Ana Oliveira, assistente hospitalar de medicina interna está também, desde o início, envolvida na luta contra a pandemia. Foi das primeiras médicas a integrar a enfermaria para tratamento de doentes graves de Covid-19 no HDS.
“Ao longo do ano foram mudando os desafios. O conhecimento aumentou, estávamos mais confortáveis com a doença, conseguimos prever melhor seu agravamento, mas continuamos sem saber como tratá-la de forma eficaz”, refere a clínica, para quem o “maior desafio” veio com a terceira vaga, o facto de o hospital estar “inundado de doentes”.
“A angústia que isso causa também revolta porque, após um ano, parece que não aprendemos. A população parecia não ter aprendido muito com isso e, de repente, estávamos num estado de graça em que nada nos ia tocar. E isso rapidamente se percebeu que não era assim”, recordou, lembrando ainda a angústia de saber que “se calhar não vamos chegar a todos os doentes a tempo”.

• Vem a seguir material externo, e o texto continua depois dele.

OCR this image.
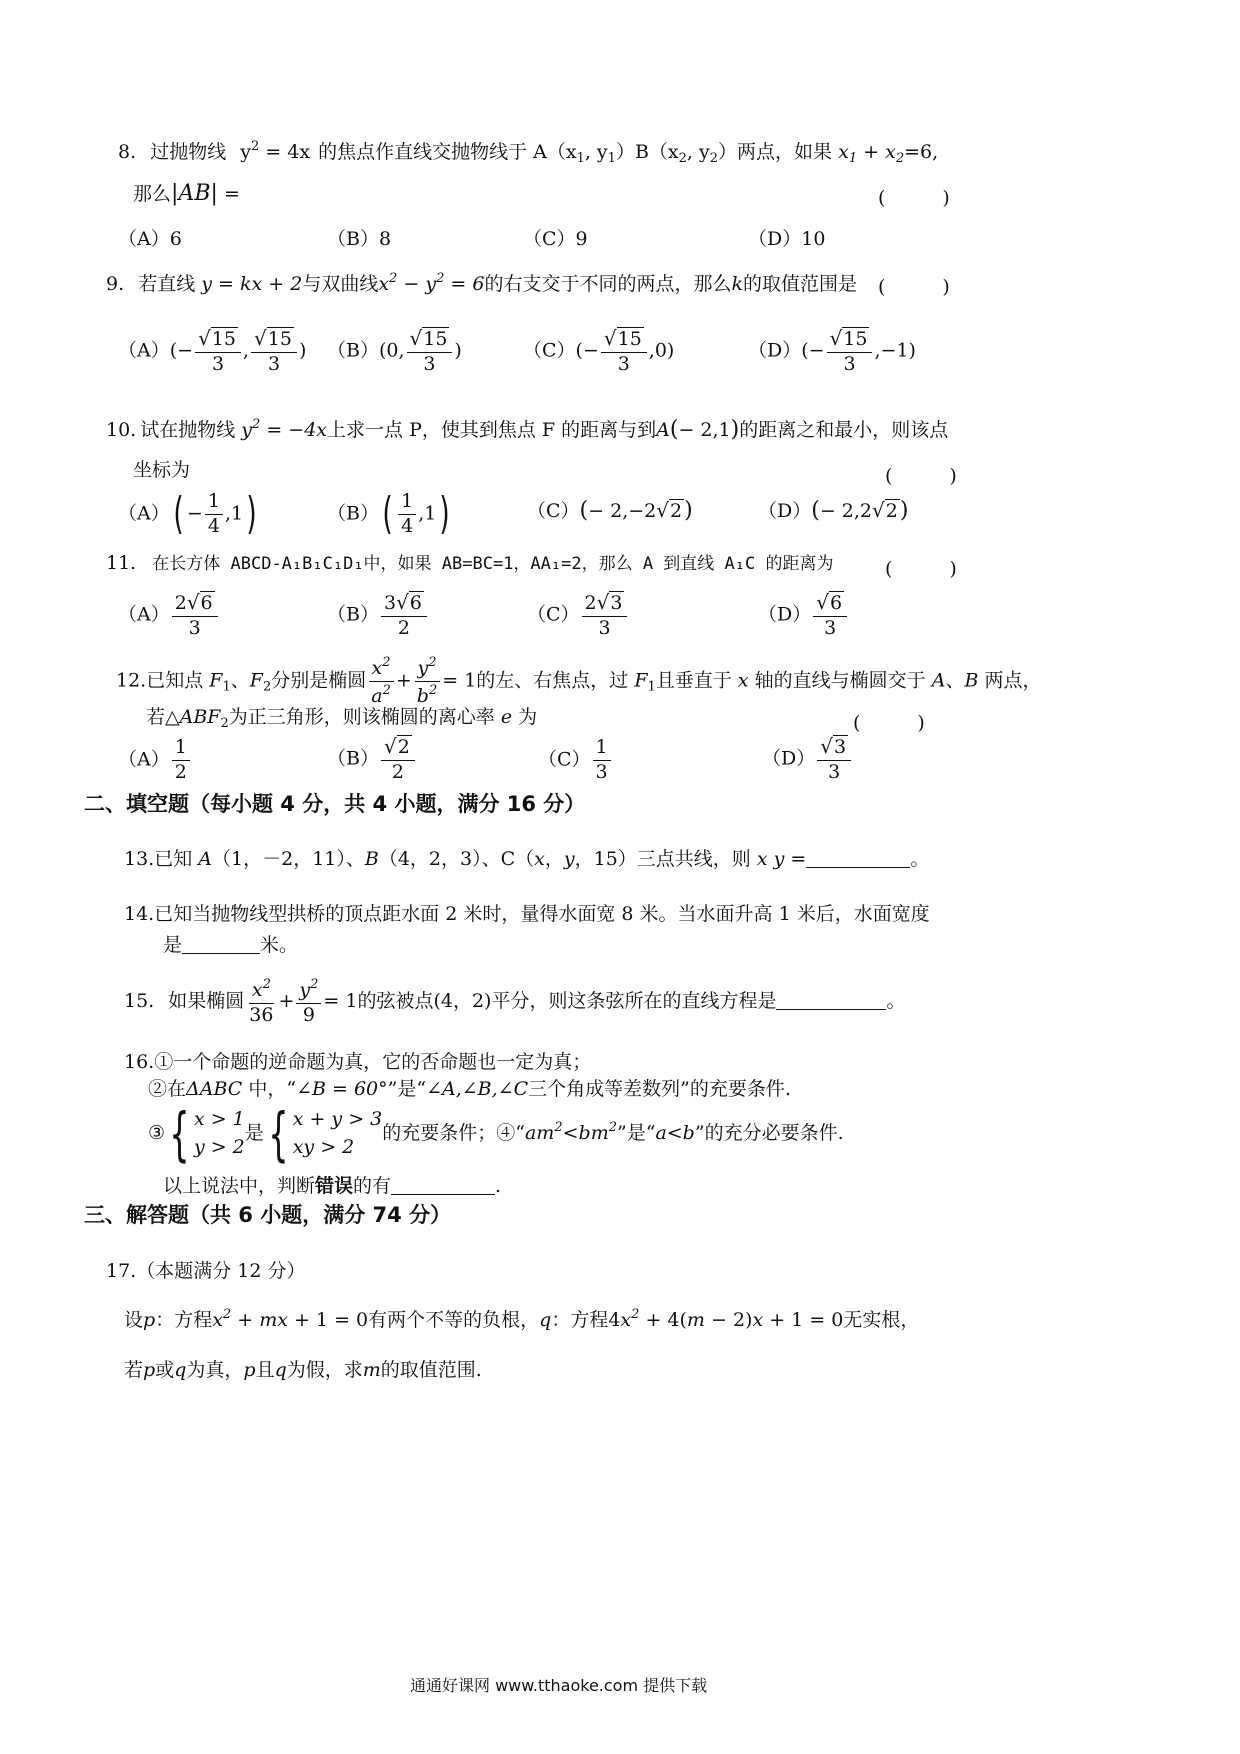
8. 过抛物线 $y^2 = 4x$ 的焦点作直线交抛物线于 $A(x_1$, $y_1)B(x_2$, $y_2$）两点，如果 $x_1 + x_2=6$,
那么|AB| =	(　　　)
（A）6	（B）8	（C）9	（D）10
9. 若直线 y = kx + 2与双曲线$x^2 - y^2 = 6$的右支交于不同的两点，那么k的取值范围是 (　　　)
$(A)(- \frac{√15}{3}$ , $\frac{√15}{3}$ ) （B）(0, $\frac{√15}{3}$ )	$(C)(- \frac{√15}{3} ,0)$	$(D)(- \frac{√15}{3} ,-1)$
10. 试在抛物线 $y^2 = -4x$上求一点 P，使其到焦点 F 的距离与到A(− 2,1)的距离之和最小，则该点
坐标为	(　　　)
$(A)( - \frac{1}{4} ,1)$	$(B)( \frac{1}{4} ,1)$	（C）(− 2,−2√2)	（D）(− 2,2√2)
11. 在长方体 ABCD-A₁B₁C₁D₁中，如果 AB=BC=1，AA₁=2，那么 A 到直线 A₁C 的距离为	(　　　)
$(A) \frac{2√6}{3}$	$(B) \frac{3√6}{2}$	$(C) \frac{2√3}{3}$	$(D) \frac{√6}{3}$
12.已知点 $F_1$、$F_2$分别是椭圆 $\frac{x^2}{a^2} + \frac{y^2}{b^2} = 1$的左、右焦点，过 $F_1$且垂直于 x 轴的直线与椭圆交于 A、B 两点，
若$\triangle ABF_2$为正三角形，则该椭圆的离心率 e 为	(　　　)
$(A) \frac{1}{2}$	$(B) \frac{√2}{2}$	$(C) \frac{1}{3}$	$(D) \frac{√3}{3}$
二、填空题（每小题 4 分，共 4 小题，满分 16 分）
13.已知 A（1，－2，11）、B（4，2，3）、C（x，y，15）三点共线，则 x y =	。
14.已知当抛物线型拱桥的顶点距水面 2 米时，量得水面宽 8 米。当水面升高 1 米后，水面宽度
是	米。
15. 如果椭圆 $\frac{x^2}{36} + \frac{y^2}{9} = 1$的弦被点(4，2)平分，则这条弦所在的直线方程是	。
16.①一个命题的逆命题为真，它的否命题也一定为真；
②在ΔABC 中，“∠B = 60°”是“∠A,∠B,∠C三个角成等差数列”的充要条件.
③{ x > 1
y > 2
是{ x + y > 3
xy > 2
的充要条件；$④“am^2<bm^2$”是“a<b”的充分必要条件.
以上说法中，判断错误的有	.
三、解答题（共 6 小题，满分 74 分）
17.（本题满分 12 分）
设p：方程$x^2$ + mx + 1 = 0有两个不等的负根，q：方程$4x^2 + 4(m - 2)x + 1 = 0$无实根，
若p或q为真，p且q为假，求m的取值范围.
通通好课网 www.tthaoke.com 提供下载
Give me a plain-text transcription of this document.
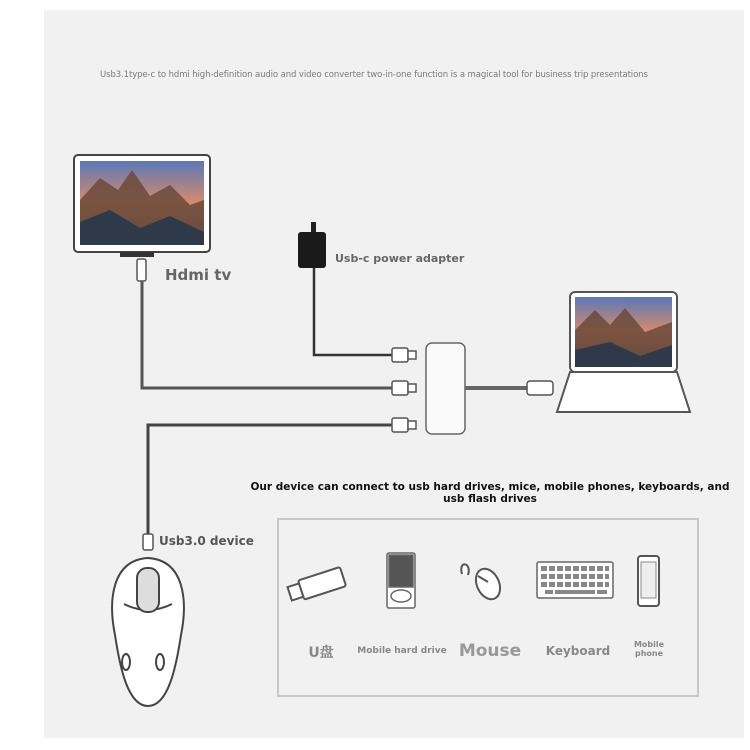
Usb3.1type-c to hdmi high-definition audio and video converter two-in-one function is a magical tool for business trip presentations
Hdmi tv
Usb-c power adapter
Usb3.0 device
Our device can connect to usb hard drives, mice, mobile phones, keyboards, and usb flash drives
U盘	Mobile hard drive Mouse	Keyboard	Mobile phone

“Queria muito que isto não se repetisse. Gostava que todos percebessem a gravidade da situação que ainda está a ser vivida. Não vamos sair tão depressa disto enquanto não tivermos a vacinação de todos. E, mesmo assim, vamos ver como será. É imperativo que se mude e que as pessoas percebam que a realidade não irá ser igual à anterior. Há muita esperança que a vacinação seja, em parte, a resolução do problema, mas as vacinas não o vão resolver totalmente. As pessoas precisam de continuar a ter cuidados e continuar a pensar que não será tão cedo que vamos voltar ao normal”, alerta.
Portugal deu início a um novo passo no processo de desconfinamento, e é nesta altura que o Hospital de Santarém deixa o alerta para que ninguém descure as recomendações da DGS, considerando ser fundamental “ter consciência de que a pandemia não está ainda ultrapassada e apenas com o esforço de todos será possível regressar à normalidade”.
“A nossa missão é, e sempre será, prestar cuidados de saúde de qualidade, acessíveis em tempo oportuno, num quadro de desenvolvimento económico e financeiro sustentável”, escreve Ana Infante, presidente do Conselho de Administração do HDS, acrescentando: “Cumprir tal missão está nas nossas mãos e no empenho que todos teremos diariamente de colocar no que fazemos, não desperdiçando a credibilidade que nos é transmitida pelos nossos utentes quando questionados quanto à qualidade da nossa prestação e dando respostas aos desafios que nos vão sendo colocados”.
“Estamos convictos que os valores positivos que sempre nos nortearam de bem-fazer em prol das populações que servimos e a determinação que nos caracteriza, permitirá continuar a colocar os doentes e utentes deste Hospital na primeira linha das nossas prioridades de acção”, vinca ainda.